The term "organic" has traditionally referred only to animal or plant matter, so there is a common misconception that organic chemistry always refers to life processes, or that inorganic chemistry applies to everything that does not. This assumption is inaccurate. Many chemical processes veer away from this line of thinking, and there are many chemical life processes that depend on inorganic chemical processes.
There are exceptions to every rule. Although carbon is the main common element in organic chemistry, inorganic chemical compounds can contain carbon, too. For example, carbon monoxide and carbon dioxide both contain carbon, but are inorganic compounds. Carbon dioxide, in particular, is also very important to chemical processes necessary for life, especially plant life. The truth is that the lines between inorganic and organic chemistry are often blurred.
Inorganic chemistry deals with the following topics:
The history of atomic structure is studied under inorganic chemistry. Though atomic structure is studied under physical chemistry too, in inorganic chemistry, the structure of atom, atomic mass, number, electronic configuration, etc., are learned.
Study of Periodic Table
Inorganic chemistry in periodic table exclusively deals with the aspects of the periodic table like arrangement of elements, the concept of periods and groups, how properties of elements differ with their position in the periodic table, periodic properties of elements in a particular period and group etc. Periodic table is the most important tool box for chemists. It helps us to bring an order into inorganic chemistry. Periodic table is considered as center of study of inorganic chemistry. It systematizes and rationalizes the chemical facts and helps in predicting new ones. It suggests fruitful areas for further research.
Study of Individual Group Elements and Block Elements
Each group contains some elements whose properties are similar to each other. Similarly, each block contains elements which have similar electronic configuration. All these things are studied under inorganic chemistry, as separate topics. The blocks s, p, d and f are usually studied separately and then the groups under these blocks, the elements in them, etc are studied separately.
Ores and Alloys
When studying the individual groups, usually, the ores from which the group elements are extracted, alloys (combination of two or more metals) formed from these elements etc are studied under inorganic chemistry.
Since elements exhibit different types of chemical bonding to form a compound, elements are studied under inorganic chemistry; the chemical bonding is also a very important topic studied under inorganic chemistry. Though some part of chemical bonding is also studied under physical chemistry, main idea about it and the reason behind an element forming a particular bond is obtained from inorganic chemistry.

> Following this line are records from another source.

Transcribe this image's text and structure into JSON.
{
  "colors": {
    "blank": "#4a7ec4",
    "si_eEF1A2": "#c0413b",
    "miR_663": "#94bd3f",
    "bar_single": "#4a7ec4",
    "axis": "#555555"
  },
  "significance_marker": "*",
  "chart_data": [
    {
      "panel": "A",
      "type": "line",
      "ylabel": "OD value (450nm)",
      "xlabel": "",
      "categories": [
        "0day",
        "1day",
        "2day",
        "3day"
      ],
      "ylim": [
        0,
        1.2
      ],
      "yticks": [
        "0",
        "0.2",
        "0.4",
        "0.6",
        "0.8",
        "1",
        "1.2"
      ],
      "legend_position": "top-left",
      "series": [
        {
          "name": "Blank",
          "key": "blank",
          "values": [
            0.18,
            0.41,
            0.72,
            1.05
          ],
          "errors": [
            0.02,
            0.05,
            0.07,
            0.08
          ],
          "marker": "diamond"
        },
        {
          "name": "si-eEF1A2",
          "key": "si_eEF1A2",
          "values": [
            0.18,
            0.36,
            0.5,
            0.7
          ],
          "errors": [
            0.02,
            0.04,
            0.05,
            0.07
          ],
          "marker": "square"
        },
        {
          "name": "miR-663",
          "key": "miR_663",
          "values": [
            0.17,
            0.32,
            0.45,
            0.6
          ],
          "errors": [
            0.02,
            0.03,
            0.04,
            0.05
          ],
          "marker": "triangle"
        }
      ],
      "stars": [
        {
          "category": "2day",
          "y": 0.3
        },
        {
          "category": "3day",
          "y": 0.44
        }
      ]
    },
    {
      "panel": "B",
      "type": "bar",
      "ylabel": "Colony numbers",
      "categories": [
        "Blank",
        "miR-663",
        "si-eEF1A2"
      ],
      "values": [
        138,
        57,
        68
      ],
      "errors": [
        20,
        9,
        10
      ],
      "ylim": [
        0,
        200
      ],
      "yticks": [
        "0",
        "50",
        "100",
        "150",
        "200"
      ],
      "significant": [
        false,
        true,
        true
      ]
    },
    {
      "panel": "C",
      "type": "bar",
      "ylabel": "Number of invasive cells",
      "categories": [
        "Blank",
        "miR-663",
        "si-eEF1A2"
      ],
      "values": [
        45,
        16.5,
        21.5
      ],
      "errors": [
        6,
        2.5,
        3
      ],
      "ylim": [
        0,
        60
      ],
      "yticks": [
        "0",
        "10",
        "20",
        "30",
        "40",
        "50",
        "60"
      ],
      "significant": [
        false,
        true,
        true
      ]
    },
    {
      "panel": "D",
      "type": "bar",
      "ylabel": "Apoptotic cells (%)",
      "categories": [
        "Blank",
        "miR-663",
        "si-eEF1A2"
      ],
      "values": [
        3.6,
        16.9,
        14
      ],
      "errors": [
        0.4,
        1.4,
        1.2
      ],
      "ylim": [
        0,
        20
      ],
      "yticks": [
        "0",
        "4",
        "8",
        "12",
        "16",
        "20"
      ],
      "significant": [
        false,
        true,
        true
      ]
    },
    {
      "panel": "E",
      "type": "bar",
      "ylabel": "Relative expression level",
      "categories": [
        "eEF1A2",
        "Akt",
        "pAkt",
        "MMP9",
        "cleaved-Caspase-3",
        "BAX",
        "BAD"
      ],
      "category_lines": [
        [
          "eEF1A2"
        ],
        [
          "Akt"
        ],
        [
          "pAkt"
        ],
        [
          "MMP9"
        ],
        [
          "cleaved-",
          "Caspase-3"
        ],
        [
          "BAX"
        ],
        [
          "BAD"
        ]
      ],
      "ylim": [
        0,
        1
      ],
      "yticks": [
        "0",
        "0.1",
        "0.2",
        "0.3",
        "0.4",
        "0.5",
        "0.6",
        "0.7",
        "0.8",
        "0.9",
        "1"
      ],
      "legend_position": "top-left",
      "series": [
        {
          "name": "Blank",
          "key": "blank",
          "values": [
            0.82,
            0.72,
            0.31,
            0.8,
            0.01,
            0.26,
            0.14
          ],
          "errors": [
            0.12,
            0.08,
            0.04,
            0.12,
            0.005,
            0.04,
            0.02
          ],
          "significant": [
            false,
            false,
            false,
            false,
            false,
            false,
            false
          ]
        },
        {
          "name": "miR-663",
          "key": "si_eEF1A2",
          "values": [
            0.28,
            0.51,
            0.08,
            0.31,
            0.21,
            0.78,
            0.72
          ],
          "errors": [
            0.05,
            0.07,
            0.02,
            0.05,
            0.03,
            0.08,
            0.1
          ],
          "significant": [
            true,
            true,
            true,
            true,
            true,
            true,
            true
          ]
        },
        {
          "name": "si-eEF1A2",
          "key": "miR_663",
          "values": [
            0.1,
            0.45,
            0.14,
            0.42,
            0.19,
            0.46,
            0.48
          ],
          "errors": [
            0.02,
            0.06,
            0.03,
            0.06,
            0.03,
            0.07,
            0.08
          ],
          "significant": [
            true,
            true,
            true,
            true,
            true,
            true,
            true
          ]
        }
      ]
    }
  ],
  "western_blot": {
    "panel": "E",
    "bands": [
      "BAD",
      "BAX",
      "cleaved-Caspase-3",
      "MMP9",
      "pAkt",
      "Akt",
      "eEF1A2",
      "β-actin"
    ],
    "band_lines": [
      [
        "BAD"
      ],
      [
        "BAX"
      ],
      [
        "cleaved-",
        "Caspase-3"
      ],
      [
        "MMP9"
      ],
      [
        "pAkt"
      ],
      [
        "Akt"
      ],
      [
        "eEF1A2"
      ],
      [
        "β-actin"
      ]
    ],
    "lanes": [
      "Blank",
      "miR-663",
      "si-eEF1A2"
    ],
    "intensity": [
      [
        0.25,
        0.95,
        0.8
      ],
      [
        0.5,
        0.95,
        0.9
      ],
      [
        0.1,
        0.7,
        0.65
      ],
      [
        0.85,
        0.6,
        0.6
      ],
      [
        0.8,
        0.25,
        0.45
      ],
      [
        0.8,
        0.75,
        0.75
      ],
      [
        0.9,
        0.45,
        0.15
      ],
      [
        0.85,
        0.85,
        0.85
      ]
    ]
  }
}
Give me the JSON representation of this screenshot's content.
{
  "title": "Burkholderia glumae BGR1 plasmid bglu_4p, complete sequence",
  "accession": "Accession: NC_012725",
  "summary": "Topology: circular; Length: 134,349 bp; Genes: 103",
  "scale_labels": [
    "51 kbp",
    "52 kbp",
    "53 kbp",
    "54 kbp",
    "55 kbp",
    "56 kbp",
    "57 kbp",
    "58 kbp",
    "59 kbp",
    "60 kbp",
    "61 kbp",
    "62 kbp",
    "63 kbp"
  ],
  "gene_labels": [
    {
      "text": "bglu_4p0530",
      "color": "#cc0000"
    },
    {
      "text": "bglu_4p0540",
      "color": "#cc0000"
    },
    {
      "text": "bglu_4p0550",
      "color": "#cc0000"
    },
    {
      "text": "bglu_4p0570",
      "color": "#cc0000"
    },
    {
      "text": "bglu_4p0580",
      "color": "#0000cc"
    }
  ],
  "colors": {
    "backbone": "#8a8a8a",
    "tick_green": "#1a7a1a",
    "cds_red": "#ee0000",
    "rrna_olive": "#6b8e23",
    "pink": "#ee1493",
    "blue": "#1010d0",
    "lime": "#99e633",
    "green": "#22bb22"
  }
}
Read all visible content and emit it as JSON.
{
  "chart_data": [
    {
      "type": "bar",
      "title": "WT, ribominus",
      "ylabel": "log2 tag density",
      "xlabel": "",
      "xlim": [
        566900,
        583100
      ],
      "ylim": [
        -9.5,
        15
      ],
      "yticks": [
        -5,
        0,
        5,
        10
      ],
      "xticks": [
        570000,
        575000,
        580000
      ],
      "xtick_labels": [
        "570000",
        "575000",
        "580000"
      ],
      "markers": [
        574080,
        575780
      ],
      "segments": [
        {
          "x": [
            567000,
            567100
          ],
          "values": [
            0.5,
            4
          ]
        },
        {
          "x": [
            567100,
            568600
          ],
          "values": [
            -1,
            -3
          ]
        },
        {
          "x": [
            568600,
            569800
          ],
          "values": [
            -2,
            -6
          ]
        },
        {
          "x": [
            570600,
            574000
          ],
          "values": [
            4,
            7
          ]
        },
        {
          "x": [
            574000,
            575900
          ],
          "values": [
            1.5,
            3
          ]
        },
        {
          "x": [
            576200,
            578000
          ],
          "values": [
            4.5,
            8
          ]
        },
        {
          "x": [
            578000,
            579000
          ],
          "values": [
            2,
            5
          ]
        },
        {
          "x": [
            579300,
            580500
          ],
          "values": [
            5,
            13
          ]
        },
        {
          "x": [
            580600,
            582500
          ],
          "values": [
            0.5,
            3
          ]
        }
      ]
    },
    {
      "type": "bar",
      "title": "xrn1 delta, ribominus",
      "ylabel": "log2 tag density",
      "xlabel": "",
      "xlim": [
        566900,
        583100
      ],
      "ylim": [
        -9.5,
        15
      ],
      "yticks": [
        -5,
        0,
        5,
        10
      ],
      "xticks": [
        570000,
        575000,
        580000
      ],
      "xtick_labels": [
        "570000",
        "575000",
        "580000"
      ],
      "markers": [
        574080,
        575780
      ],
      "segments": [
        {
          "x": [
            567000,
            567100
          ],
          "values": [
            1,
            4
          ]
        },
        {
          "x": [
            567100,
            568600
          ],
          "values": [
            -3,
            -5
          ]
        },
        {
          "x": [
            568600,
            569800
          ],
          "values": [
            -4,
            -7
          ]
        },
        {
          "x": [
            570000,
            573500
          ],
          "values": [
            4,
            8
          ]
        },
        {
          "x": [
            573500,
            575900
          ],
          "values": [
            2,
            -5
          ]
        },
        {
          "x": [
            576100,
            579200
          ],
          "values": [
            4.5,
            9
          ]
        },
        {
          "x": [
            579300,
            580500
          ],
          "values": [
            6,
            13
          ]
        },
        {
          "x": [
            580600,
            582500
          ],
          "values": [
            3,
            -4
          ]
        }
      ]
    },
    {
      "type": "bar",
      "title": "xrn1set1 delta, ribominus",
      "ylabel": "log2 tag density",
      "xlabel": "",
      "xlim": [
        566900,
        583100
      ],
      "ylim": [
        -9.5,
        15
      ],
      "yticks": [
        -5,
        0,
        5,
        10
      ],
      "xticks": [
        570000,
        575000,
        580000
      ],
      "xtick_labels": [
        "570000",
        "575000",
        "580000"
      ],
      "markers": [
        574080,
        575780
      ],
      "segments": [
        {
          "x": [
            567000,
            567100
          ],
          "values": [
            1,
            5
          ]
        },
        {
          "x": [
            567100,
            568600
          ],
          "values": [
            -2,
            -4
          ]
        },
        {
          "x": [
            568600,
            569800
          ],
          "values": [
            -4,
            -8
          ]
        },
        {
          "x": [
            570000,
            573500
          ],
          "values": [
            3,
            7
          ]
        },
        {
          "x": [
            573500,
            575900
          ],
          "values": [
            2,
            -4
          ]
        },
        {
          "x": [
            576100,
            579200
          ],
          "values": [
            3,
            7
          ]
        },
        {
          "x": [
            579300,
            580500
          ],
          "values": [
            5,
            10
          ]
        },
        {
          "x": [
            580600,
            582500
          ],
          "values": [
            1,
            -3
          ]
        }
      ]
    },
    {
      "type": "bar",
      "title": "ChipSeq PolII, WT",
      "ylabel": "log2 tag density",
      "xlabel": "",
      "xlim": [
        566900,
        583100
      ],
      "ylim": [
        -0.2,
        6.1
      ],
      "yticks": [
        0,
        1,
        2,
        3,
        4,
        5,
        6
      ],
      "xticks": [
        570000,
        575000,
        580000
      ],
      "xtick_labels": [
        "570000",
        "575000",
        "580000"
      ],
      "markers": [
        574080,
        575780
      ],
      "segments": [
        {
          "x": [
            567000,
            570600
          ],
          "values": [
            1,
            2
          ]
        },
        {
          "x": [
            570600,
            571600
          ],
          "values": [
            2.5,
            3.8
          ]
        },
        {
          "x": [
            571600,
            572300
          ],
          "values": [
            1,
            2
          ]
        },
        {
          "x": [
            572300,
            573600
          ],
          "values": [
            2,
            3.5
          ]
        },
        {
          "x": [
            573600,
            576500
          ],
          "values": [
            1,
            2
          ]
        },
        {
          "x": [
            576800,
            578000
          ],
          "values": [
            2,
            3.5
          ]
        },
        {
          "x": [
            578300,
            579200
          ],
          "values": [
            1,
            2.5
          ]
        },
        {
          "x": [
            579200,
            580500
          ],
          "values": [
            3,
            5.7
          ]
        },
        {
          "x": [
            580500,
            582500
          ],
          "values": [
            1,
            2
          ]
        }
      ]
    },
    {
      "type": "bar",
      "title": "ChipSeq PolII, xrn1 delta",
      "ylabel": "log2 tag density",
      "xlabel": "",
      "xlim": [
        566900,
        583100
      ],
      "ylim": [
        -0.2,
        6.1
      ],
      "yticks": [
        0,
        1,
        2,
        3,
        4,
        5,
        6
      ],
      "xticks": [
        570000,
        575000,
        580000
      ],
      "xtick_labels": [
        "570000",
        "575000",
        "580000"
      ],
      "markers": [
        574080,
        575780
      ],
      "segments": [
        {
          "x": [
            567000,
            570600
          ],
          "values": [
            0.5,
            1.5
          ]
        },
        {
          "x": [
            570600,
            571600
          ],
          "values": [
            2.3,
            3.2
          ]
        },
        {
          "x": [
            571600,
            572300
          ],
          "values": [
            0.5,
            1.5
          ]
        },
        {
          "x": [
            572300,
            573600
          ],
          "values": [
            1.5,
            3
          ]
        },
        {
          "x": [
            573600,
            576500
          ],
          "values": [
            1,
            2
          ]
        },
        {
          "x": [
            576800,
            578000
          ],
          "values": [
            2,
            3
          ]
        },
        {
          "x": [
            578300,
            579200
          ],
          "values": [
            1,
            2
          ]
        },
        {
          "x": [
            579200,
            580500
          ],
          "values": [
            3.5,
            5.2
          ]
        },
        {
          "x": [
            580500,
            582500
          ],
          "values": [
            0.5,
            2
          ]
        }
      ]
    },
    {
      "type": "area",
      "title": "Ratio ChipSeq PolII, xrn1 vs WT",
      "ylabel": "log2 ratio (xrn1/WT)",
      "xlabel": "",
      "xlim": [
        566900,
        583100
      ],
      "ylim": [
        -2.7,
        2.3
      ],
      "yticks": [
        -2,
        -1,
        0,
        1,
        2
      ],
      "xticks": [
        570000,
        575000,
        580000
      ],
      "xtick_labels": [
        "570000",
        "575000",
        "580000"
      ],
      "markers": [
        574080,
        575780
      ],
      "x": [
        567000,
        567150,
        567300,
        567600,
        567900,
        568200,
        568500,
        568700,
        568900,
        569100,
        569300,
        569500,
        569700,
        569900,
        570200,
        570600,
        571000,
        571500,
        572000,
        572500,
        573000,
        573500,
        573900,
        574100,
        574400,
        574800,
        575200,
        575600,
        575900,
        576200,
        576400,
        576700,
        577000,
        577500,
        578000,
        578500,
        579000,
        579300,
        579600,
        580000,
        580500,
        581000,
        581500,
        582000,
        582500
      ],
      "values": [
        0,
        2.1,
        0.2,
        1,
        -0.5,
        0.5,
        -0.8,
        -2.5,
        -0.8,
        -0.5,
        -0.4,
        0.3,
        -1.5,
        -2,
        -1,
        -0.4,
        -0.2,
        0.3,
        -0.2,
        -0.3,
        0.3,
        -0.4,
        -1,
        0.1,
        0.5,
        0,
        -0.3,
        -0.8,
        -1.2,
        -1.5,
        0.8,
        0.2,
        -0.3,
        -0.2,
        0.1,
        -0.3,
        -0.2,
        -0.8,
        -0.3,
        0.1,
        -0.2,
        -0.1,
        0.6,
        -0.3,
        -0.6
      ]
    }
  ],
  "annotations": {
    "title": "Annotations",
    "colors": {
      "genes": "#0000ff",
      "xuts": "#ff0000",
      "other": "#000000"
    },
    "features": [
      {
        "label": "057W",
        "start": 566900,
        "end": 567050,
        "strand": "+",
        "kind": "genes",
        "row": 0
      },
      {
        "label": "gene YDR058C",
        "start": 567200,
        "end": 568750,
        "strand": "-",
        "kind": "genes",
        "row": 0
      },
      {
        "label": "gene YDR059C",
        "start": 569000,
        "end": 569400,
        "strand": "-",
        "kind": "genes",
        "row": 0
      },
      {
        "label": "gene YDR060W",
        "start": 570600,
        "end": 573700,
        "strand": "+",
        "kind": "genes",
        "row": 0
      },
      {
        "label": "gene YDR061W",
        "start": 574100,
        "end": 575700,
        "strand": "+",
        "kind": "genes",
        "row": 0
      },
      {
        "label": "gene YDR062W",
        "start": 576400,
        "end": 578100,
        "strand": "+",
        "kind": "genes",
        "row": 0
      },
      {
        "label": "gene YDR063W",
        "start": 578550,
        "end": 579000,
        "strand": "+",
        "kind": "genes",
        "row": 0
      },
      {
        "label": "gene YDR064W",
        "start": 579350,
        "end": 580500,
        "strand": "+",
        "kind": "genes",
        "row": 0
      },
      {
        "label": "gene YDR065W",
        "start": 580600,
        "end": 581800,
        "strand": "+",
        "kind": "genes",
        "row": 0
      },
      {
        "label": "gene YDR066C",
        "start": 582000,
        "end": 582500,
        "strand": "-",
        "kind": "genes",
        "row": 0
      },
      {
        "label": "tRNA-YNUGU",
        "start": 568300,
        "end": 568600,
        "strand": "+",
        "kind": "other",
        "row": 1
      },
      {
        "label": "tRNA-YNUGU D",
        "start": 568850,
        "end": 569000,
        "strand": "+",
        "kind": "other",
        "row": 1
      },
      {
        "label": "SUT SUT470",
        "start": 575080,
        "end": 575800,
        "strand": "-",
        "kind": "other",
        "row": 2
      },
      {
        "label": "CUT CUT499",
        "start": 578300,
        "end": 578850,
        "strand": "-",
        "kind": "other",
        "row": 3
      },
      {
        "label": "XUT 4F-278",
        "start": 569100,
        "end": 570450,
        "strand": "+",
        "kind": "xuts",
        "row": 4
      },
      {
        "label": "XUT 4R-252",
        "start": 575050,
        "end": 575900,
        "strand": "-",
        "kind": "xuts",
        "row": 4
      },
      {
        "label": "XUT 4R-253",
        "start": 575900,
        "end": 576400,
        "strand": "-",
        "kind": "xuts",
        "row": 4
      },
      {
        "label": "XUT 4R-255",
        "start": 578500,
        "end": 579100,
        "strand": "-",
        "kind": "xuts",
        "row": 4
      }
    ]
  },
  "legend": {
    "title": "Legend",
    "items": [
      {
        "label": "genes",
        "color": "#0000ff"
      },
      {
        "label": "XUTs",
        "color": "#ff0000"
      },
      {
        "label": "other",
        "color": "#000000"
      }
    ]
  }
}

Concept of Acids and Bases
A chemical substance can be acidic or basic. It is very important to study the property of acids and bases to understand why a particular compound behaves as an acid or a base. The concept of acids and bases, the theories that explain the behavior of acids and bases etc are studied under inorganic chemistry.
This part of inorganic chemistry deals with the study of complexes. The coordination complexes are very important in day to day life. So, studying them is necessary to understand them better. The ligand attached to it, is important, and the geometry of the complexes are studied under inorganic chemistry.
Nuclear and Radioactivity
The phenomenon of radioactivity is studied both under physical and inorganic chemistry. Though physical chemistry studies the theories related to radioactivity, inorganic chemistry deals with reactions based on radioactivity, nuclear reactions, etc. Radioactivity here helps us understand the formation of new daughter nuclei from parent nuclei, isotopes, etc.
Types of Chemical Reactions
There are many types of chemical reactions such as decomposition, combustion, acid-base reaction, etc. All these are studied under inorganic chemistry. It also deals with a very important type of reaction, called redox reaction, or reduction and oxidation reaction. Balancing a chemical reaction and a redox reaction is a topic in itself. Balancing of a redox reaction is more difficult and complicated than balancing a normal chemical reaction. These are studied thoroughly under inorganic chemistry.